Overview
Azkaban was implemented at LinkedIn to solve the problem of Hadoop job dependencies. We had jobs that needed to run in order, from etl jobs to data analytics products.
Initially a single server solution, with the increased number of Hadoop users over the years, Azkaban has evolved to be a more robust solution.
Azkaban consists of 3 key components: * Relational Database (MySQL) * AzkabanWebServer * AzkabanExecutorServer
Relational Database (MySQL)
Azkaban uses MySQL to store much of its state. Both the AzkabanWebServer and the AzkabanExecutorServer access the DB.
How does AzkabanWebServer use the DB?
The web server uses the db for the following reasons: * Project Management - The projects, the permissions on the projects as well as the uploaded files. * Executing Flow State - Keep track of executing flows and which Executor is running them. * Previous Flow/Jobs - Search through previous executions of jobs and flows as well as access their log files. * Scheduler - Keeps the state of the scheduled jobs. * SLA - Keeps all the sla rules
How does the AzkabanExecutorServer use the DB?
The executor server uses the db for the following reasons: * Access the project - Retrieves project files from the db. * Executing Flows/Jobs - Retrieves and updates data for flows and that are executing * Logs - Stores the output logs for jobs and flows into the db. * Interflow dependency - If a flow is running on a different executor, it will take state from the DB.
There is no reason why MySQL was chosen except that it is a widely used DB. We are looking to implement compatibility with other DB's, although the search requirement on historically running jobs benefits from a relational data store.
AzkabanWebServer
The AzkabanWebServer is the main manager to all of Azkaban. It handles project management, authentication, scheduler, and monitoring of executions. It also serves as the web user interface.
Using Azkaban is easy.

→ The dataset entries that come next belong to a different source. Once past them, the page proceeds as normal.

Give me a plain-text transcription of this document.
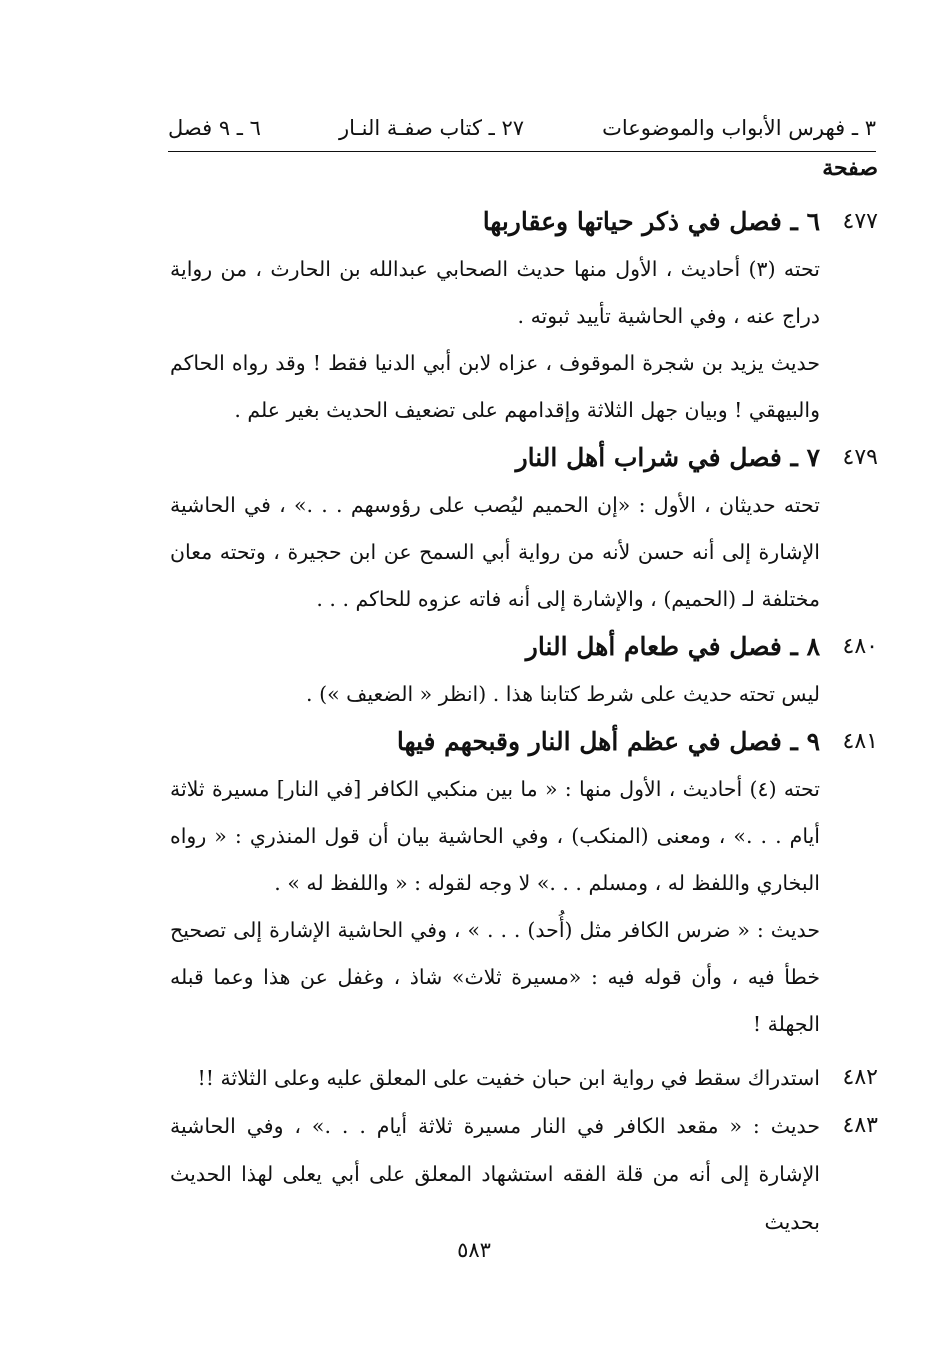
٣ ـ فهرس الأبواب والموضوعات
٢٧ ـ كتاب صفـة النـار
٦ ـ ٩ فصل
صفحة
٤٧٧
٦ ـ فصل في ذكر حياتها وعقاربها

تحته (٣) أحاديث ، الأول منها حديث الصحابي عبدالله بن الحارث ، من رواية دراج عنه ، وفي الحاشية تأييد ثبوته .

حديث يزيد بن شجرة الموقوف ، عزاه لابن أبي الدنيا فقط ! وقد رواه الحاكم والبيهقي ! وبيان جهل الثلاثة وإقدامهم على تضعيف الحديث بغير علم .

٤٧٩
٧ ـ فصل في شراب أهل النار

تحته حديثان ، الأول : «إن الحميم ليُصب على رؤوسهم . . .» ، في الحاشية الإشارة إلى أنه حسن لأنه من رواية أبي السمح عن ابن حجيرة ، وتحته معان مختلفة لـ (الحميم) ، والإشارة إلى أنه فاته عزوه للحاكم . . .

٤٨٠
٨ ـ فصل في طعام أهل النار

ليس تحته حديث على شرط كتابنا هذا . (انظر « الضعيف ») .

٤٨١
٩ ـ فصل في عظم أهل النار وقبحهم فيها

تحته (٤) أحاديث ، الأول منها : « ما بين منكبي الكافر [في النار] مسيرة ثلاثة أيام . . .» ، ومعنى (المنكب) ، وفي الحاشية بيان أن قول المنذري : « رواه البخاري واللفظ له ، ومسلم . . .» لا وجه لقوله : « واللفظ له » .

حديث : « ضرس الكافر مثل (أُحد) . . . » ، وفي الحاشية الإشارة إلى تصحيح خطأ فيه ، وأن قوله فيه : «مسيرة ثلاث» شاذ ، وغفل عن هذا وعما قبله الجهلة !

٤٨٢

استدراك سقط في رواية ابن حبان خفيت على المعلق عليه وعلى الثلاثة !!

٤٨٣

حديث : « مقعد الكافر في النار مسيرة ثلاثة أيام . . .» ، وفي الحاشية الإشارة إلى أنه من قلة الفقه استشهاد المعلق على أبي يعلى لهذا الحديث بحديث

٥٨٣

Azkaban uses *.job key-value property files to define individual tasks in a work flow, and the dependencies property to define the dependency chain of the jobs. These job files and associated code can be archived into a *.zip and uploaded through the web server through the Azkaban UI or through curl.
AzkabanExecutorServer
Previous versions of Azkaban had both the AzkabanWebServer and the AzkabanExecutorServer features in a single server. The Executor has since been separated into its own server. There were several reasons for splitting these services: we will soon be able to scale the number of executions and fall back on operating Executors if one fails. Also, we are able to roll our upgrades of Azkaban with minimal impact on the users. As Azkaban's usage grew, we found that upgrading Azkaban became increasingly more difficult as all times of the day became 'peak'.